US President Donald Trump's year-long fight to exert greater control over the Federal Reserve will arrive at an unlikely destination: the Supreme Court.
Justices on the US high court on Wednesday are scheduled to hear arguments over Mr Trump's effort to fire Lisa Cook, one of the seven members on the Federal Reserve's Board of Governors.
In an unprecedented move last year, Mr Trump tried to sack Ms Cook, claiming she had engaged in mortgage fraud. Ms Cook has not been charged with any crime and denies the allegations.
If the Supreme Court sides with Mr Trump, it could give the President more influence over the Fed and, consequently, setting its benchmark interest rates.
Defining moment
The Federal Reserve Act of 1935 states a Fed official can only be fired “for cause”. The phrase has never been defined because no president before Mr Trump has attempted to fire a Fed official, although it is generally believed to mean malfeasance or neglect of duty, rather than a disagreement over policy.
David Wilcox, who previously led the Fed's research and statistics division, said that while the allegations against Ms Cook are “thin at best”, it is still unclear how the Supreme Court will define that phrase.

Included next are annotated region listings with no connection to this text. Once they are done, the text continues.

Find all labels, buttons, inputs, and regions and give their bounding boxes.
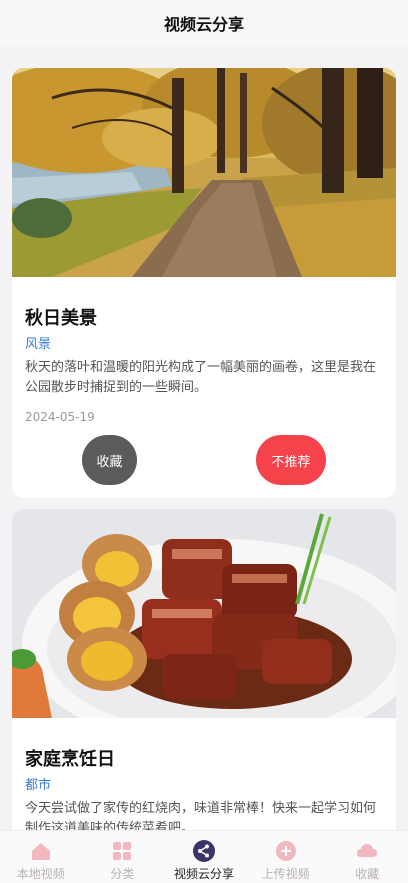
braised-pork-image[interactable] (12, 509, 396, 718)
upload-plus-icon (275, 841, 296, 861)
tab-label: 本地视频 (16, 867, 65, 881)
autumn-park-image[interactable] (12, 68, 396, 277)
post-description: 今天尝试做了家传的红烧肉，味道非常棒！快来一起学习如何制作这道美味的传统菜肴吧。 (25, 801, 377, 830)
post-category[interactable]: 风景 (25, 336, 383, 354)
post-description: 秋天的落叶和温暖的阳光构成了一幅美丽的画卷，这里是我在公园散步时捕捉到的一些瞬间… (25, 360, 377, 395)
tab-label: 收藏 (355, 867, 380, 881)
post-title: 秋日美景 (25, 308, 97, 329)
post-actions: 收藏 不推荐 (12, 426, 396, 496)
favorite-button[interactable]: 收藏 (82, 435, 137, 485)
tab-cloud-share[interactable]: 视频云分享 (163, 831, 245, 883)
tab-favorites[interactable]: 收藏 (326, 831, 408, 883)
tab-upload-video[interactable]: 上传视频 (245, 831, 327, 883)
tab-categories[interactable]: 分类 (82, 831, 164, 883)
bottom-tab-bar: 本地视频 分类 视频云分享 上传视频 收藏 (0, 830, 408, 883)
tab-local-videos[interactable]: 本地视频 (0, 831, 82, 883)
video-card[interactable]: 秋日美景 风景 秋天的落叶和温暖的阳光构成了一幅美丽的画卷，这里是我在公园散步时… (12, 68, 396, 498)
tab-label: 分类 (110, 867, 135, 881)
video-feed[interactable]: 秋日美景 风景 秋天的落叶和温暖的阳光构成了一幅美丽的画卷，这里是我在公园散步时… (0, 46, 408, 830)
page-title: 视频云分享 (163, 15, 244, 34)
video-card[interactable]: 家庭烹饪日 都市 今天尝试做了家传的红烧肉，味道非常棒！快来一起学习如何制作这道… (12, 509, 396, 830)
tab-label: 上传视频 (261, 867, 310, 881)
cloud-icon (357, 844, 378, 857)
not-recommend-button[interactable]: 不推荐 (256, 435, 326, 485)
app-header: 视频云分享 (0, 0, 408, 46)
share-icon (192, 840, 215, 862)
braised-pork-dish-image (12, 509, 396, 718)
post-title: 家庭烹饪日 (25, 749, 115, 770)
autumn-park-path-image (12, 68, 396, 277)
post-category[interactable]: 都市 (25, 777, 383, 795)
grid-icon (113, 842, 132, 860)
tab-label: 视频云分享 (173, 867, 234, 881)
home-icon (31, 843, 50, 860)
post-date: 2024-05-19 (25, 410, 95, 424)
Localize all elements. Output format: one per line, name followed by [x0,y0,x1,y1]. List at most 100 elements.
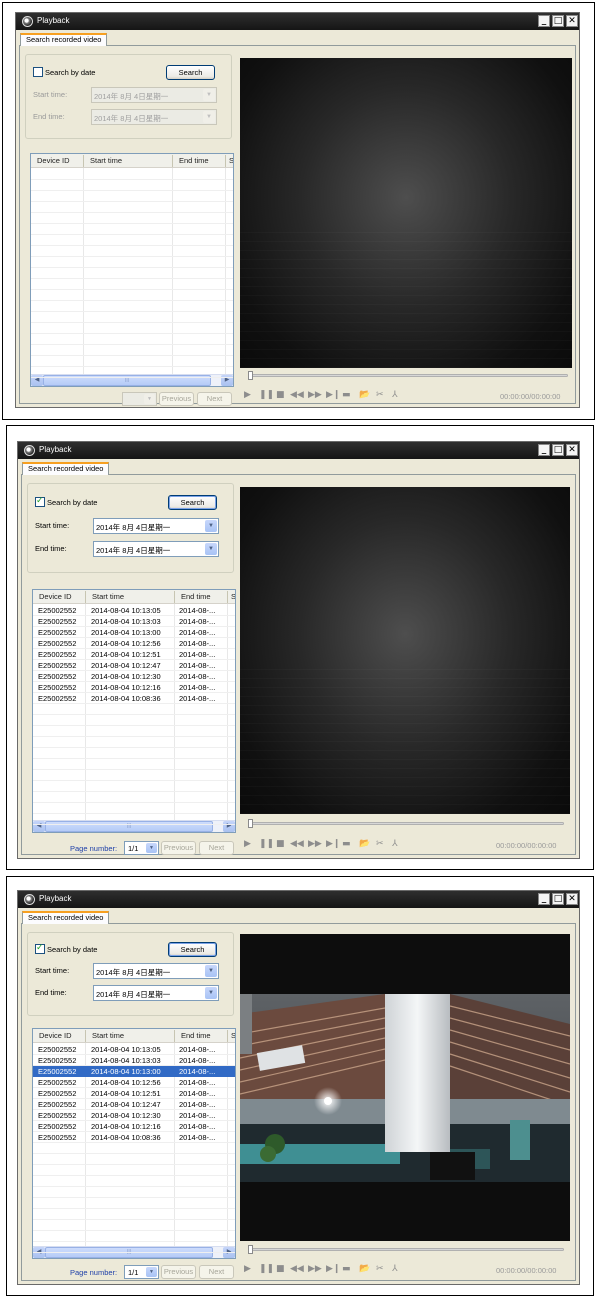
table-row[interactable]: E25002552 2014-08-04 10:12:16 2014-08-... [33,682,235,693]
seek-bar[interactable] [248,371,568,380]
horizontal-scrollbar[interactable]: ◀ ||| ▶ [31,374,233,386]
chevron-down-icon[interactable]: ▼ [146,1267,157,1277]
snapshot-icon[interactable]: ▬ [342,839,351,849]
tab-search-recorded-video[interactable]: Search recorded video [22,462,110,475]
stop-icon[interactable]: ■ [276,390,285,400]
end-time-picker[interactable]: 2014年 8月 4日星期一 ▼ [91,109,217,125]
column-s[interactable]: S [229,156,233,165]
scissors-icon[interactable]: ✂ [376,390,384,400]
chevron-down-icon[interactable]: ▼ [205,987,217,999]
table-row[interactable]: E25002552 2014-08-04 10:13:03 2014-08-... [33,616,235,627]
table-row[interactable]: E25002552 2014-08-04 10:12:47 2014-08-... [33,1099,235,1110]
table-row[interactable]: E25002552 2014-08-04 10:08:36 2014-08-... [33,1132,235,1143]
column-device-id[interactable]: Device ID [39,1031,72,1040]
column-end-time[interactable]: End time [181,1031,211,1040]
table-row[interactable]: E25002552 2014-08-04 10:12:56 2014-08-... [33,1077,235,1088]
record-list[interactable]: Device ID Start time End time S ◀ ||| ▶ … [32,589,236,833]
next-button[interactable]: Next [197,392,232,406]
tool-icon[interactable]: ⅄ [392,839,398,849]
maximize-button[interactable]: □ [552,444,564,456]
fast-forward-icon[interactable]: ▶▶ [308,390,322,400]
scissors-icon[interactable]: ✂ [376,839,384,849]
column-s[interactable]: S [231,1031,235,1040]
scroll-right-icon[interactable]: ▶ [223,821,235,832]
tab-search-recorded-video[interactable]: Search recorded video [20,33,108,46]
column-s[interactable]: S [231,592,235,601]
search-by-date-checkbox[interactable] [35,496,45,507]
next-frame-icon[interactable]: ▶❙ [326,1264,340,1274]
column-device-id[interactable]: Device ID [37,156,70,165]
video-player[interactable] [240,487,570,814]
pause-icon[interactable]: ❚❚ [259,390,274,400]
page-number-select[interactable]: ▼ [122,392,157,406]
table-row[interactable]: E25002552 2014-08-04 10:13:00 2014-08-... [33,627,235,638]
seek-handle[interactable] [248,819,253,828]
scroll-left-icon[interactable]: ◀ [33,821,45,832]
search-button[interactable]: Search [168,495,217,510]
snapshot-icon[interactable]: ▬ [342,390,351,400]
table-row[interactable]: E25002552 2014-08-04 10:12:16 2014-08-... [33,1121,235,1132]
chevron-down-icon[interactable]: ▼ [203,89,215,101]
title-bar[interactable]: Playback _ □ ✕ [16,13,579,30]
page-number-select[interactable]: 1/1 ▼ [124,1265,159,1279]
next-button[interactable]: Next [199,1265,234,1279]
column-device-id[interactable]: Device ID [39,592,72,601]
record-list[interactable]: Device ID Start time End time S ◀ ||| ▶ [30,153,234,387]
previous-button[interactable]: Previous [159,392,194,406]
column-end-time[interactable]: End time [181,592,211,601]
rewind-icon[interactable]: ◀◀ [290,839,304,849]
column-start-time[interactable]: Start time [90,156,122,165]
horizontal-scrollbar[interactable]: ◀ ||| ▶ [33,820,235,832]
previous-button[interactable]: Previous [161,841,196,855]
start-time-picker[interactable]: 2014年 8月 4日星期一 ▼ [93,963,219,979]
title-bar[interactable]: Playback _ □ ✕ [18,891,579,908]
table-row[interactable]: E25002552 2014-08-04 10:12:30 2014-08-... [33,671,235,682]
seek-bar[interactable] [248,1245,564,1254]
column-start-time[interactable]: Start time [92,592,124,601]
column-start-time[interactable]: Start time [92,1031,124,1040]
open-folder-icon[interactable]: 📂 [359,839,370,849]
close-button[interactable]: ✕ [566,444,578,456]
table-row[interactable]: E25002552 2014-08-04 10:13:03 2014-08-... [33,1055,235,1066]
search-button[interactable]: Search [168,942,217,957]
table-row[interactable]: E25002552 2014-08-04 10:12:56 2014-08-... [33,638,235,649]
open-folder-icon[interactable]: 📂 [359,390,370,400]
chevron-down-icon[interactable]: ▼ [203,111,215,123]
chevron-down-icon[interactable]: ▼ [205,543,217,555]
table-row[interactable]: E25002552 2014-08-04 10:12:30 2014-08-... [33,1110,235,1121]
video-player[interactable] [240,58,572,368]
table-row[interactable]: E25002552 2014-08-04 10:08:36 2014-08-... [33,693,235,704]
seek-handle[interactable] [248,1245,253,1254]
rewind-icon[interactable]: ◀◀ [290,1264,304,1274]
table-row[interactable]: E25002552 2014-08-04 10:12:47 2014-08-... [33,660,235,671]
column-end-time[interactable]: End time [179,156,209,165]
tool-icon[interactable]: ⅄ [392,390,398,400]
maximize-button[interactable]: □ [552,15,564,27]
end-time-picker[interactable]: 2014年 8月 4日星期一 ▼ [93,541,219,557]
minimize-button[interactable]: _ [538,444,550,456]
previous-button[interactable]: Previous [161,1265,196,1279]
end-time-picker[interactable]: 2014年 8月 4日星期一 ▼ [93,985,219,1001]
seek-handle[interactable] [248,371,253,380]
search-by-date-checkbox[interactable] [33,67,43,77]
search-by-date-checkbox[interactable] [35,943,45,954]
tab-search-recorded-video[interactable]: Search recorded video [22,911,110,924]
start-time-picker[interactable]: 2014年 8月 4日星期一 ▼ [93,518,219,534]
scissors-icon[interactable]: ✂ [376,1264,384,1274]
table-row[interactable]: E25002552 2014-08-04 10:13:05 2014-08-... [33,605,235,616]
fast-forward-icon[interactable]: ▶▶ [308,1264,322,1274]
close-button[interactable]: ✕ [566,15,578,27]
title-bar[interactable]: Playback _ □ ✕ [18,442,579,459]
next-frame-icon[interactable]: ▶❙ [326,839,340,849]
scroll-thumb[interactable]: ||| [45,821,213,832]
next-frame-icon[interactable]: ▶❙ [326,390,340,400]
minimize-button[interactable]: _ [538,893,550,905]
next-button[interactable]: Next [199,841,234,855]
chevron-down-icon[interactable]: ▼ [146,843,157,853]
chevron-down-icon[interactable]: ▼ [205,965,217,977]
tool-icon[interactable]: ⅄ [392,1264,398,1274]
search-button[interactable]: Search [166,65,215,80]
record-list[interactable]: Device ID Start time End time S ◀ ||| ▶ … [32,1028,236,1259]
table-row[interactable]: E25002552 2014-08-04 10:13:05 2014-08-... [33,1044,235,1055]
table-row[interactable]: E25002552 2014-08-04 10:12:51 2014-08-... [33,1088,235,1099]
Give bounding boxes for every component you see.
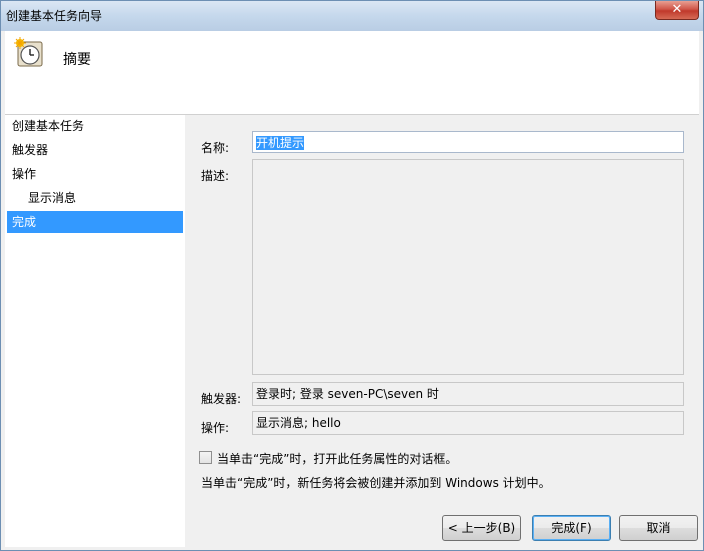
step-finish[interactable]: 完成: [7, 211, 183, 233]
finish-button[interactable]: 完成(F): [532, 515, 611, 541]
open-properties-label[interactable]: 当单击“完成”时，打开此任务属性的对话框。: [217, 450, 457, 467]
wizard-header: 摘要: [5, 31, 699, 115]
step-show-message[interactable]: 显示消息: [7, 187, 183, 209]
window-title: 创建基本任务向导: [6, 9, 103, 23]
step-trigger[interactable]: 触发器: [7, 139, 183, 161]
description-field[interactable]: [252, 159, 684, 375]
step-create-basic-task[interactable]: 创建基本任务: [7, 115, 183, 137]
finish-note: 当单击“完成”时，新任务将会被创建并添加到 Windows 计划中。: [201, 476, 551, 490]
step-action[interactable]: 操作: [7, 163, 183, 185]
back-button[interactable]: < 上一步(B): [442, 515, 521, 541]
summary-panel: 名称: 开机提示 描述: 触发器: 登录时; 登录 seven-PC\seven…: [185, 115, 699, 547]
action-field: 显示消息; hello: [252, 411, 684, 435]
open-properties-checkbox[interactable]: [199, 451, 212, 464]
title-bar[interactable]: 创建基本任务向导 ✕: [1, 1, 703, 31]
name-field[interactable]: 开机提示: [252, 131, 684, 153]
cancel-button[interactable]: 取消: [619, 515, 698, 541]
wizard-window: 创建基本任务向导 ✕ 摘要 创建基本任务 触发器 操作 显示消息 完成 名称: …: [0, 0, 704, 551]
description-label: 描述:: [201, 169, 230, 183]
name-value: 开机提示: [256, 136, 305, 150]
trigger-field: 登录时; 登录 seven-PC\seven 时: [252, 382, 684, 406]
action-label: 操作:: [201, 421, 230, 435]
close-button[interactable]: ✕: [655, 1, 699, 20]
trigger-label: 触发器:: [201, 392, 242, 406]
task-clock-icon: [14, 37, 43, 67]
page-title: 摘要: [63, 52, 91, 68]
name-label: 名称:: [201, 141, 230, 155]
wizard-steps: 创建基本任务 触发器 操作 显示消息 完成: [5, 115, 185, 547]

“If they grant that degree of discretion to the president, then the concept of independence is really a historical relic,” said Mr Wilcox, now a senior fellow at the Peterson Institute for International Economics and director of US economic research at Bloomberg Economics.
“We can kiss that goodbye, because at that point, the President would be empowered effectively to fire anybody with whom he had a disagreement, policy-related or otherwise.”

In legal documents, Ms Cook argues that Mr Trump's argument “would eviscerate the Federal Reserve’s independence”.
Pressure campaign
The Fed's refusal to bow to pressure from the White House to aggressively lower rates has infuriated the President.
Fed Chair Jerome Powell has pointed to the uncertainty over tariffs as a key reason for being on hold for much of 2025 before he steered the committee to cut rates in its final three meetings last year. Public remarks from influential Fed members indicate they are now on hold for the next few months.

“Over the past year, we've had a stringent test. It's like an engineering stress test of their design. And thus far, that design has survived remarkably well,” said Mr Wilcox.
But the stakes were raised even higher last week, when Mr Powell revealed he was under criminal investigation by the Justice Department over renovation costs at the central bank's headquarters. The mild-mannered Fed chief offered a forceful defence of the Fed’s independence and accused the inquiry as a pretext to pressure the central bank into cutting rates.
“The threat of criminal charges is a consequence of the Federal Reserve setting interest rates based on our best assessment of what will serve the public, rather than following the preferences of the President,” Mr Powell said.
Mr Trump said he was unaware of the Justice Department's action against the Fed chairman.
Fresh obstacles
Still, the criminal inquiry complicates the process for Mr Trump to place a new leader on the Fed board, with Mr Powell's chairmanship scheduled to expire in May. Fed watchers believe it will be an uphill battle for Mr Powell's successor to distance themselves from the White House.
“Whoever it is that Trump picks, it will be viewed as a non-independent-pick,” said Derek Horstmeyer, a professor at George Mason University.
Fed officials serve staggered, 14-year terms that are meant to limit the number of appointments a president can make during their term to blunt political influence, although Fed officials rarely see out the duration of their tenure.
Analysts also believe that if the criminal inquiry was meant to intimidate Mr Powell to leave the board at end of his chairmanship, it could have had the opposite effect. Mr Powell can still serve out his remaining two years as Fed governor.
“That said, while an open investigation may increase the prospect of him staying, the more likely scenario remains that he steps down after his 14 years of service, in our view,” Wells Fargo economists wrote.
Markets anticipate that whoever takes Mr Powell's place will steer the Fed down a more dovish route. Traders believe the Fed will next cut rates in June, when the next Fed chair is presumably in place, according to CME Group data.
But economists also warn of case studies like Turkey, which has dealt with double-digit inflation and weak economic growth for a decade, as a consequence for bending to political pressure.
Mr Horstmeyer said that while Mr Trump may have the lower short-term rates he desires, it could also lead to higher inflation and higher long-term rates that affect borrowing costs like mortgages
“You get all of those in conjunction. So, Trump may not even want this. Lower short-term rates could just mean inflation again,” Mr Horstmeyer said.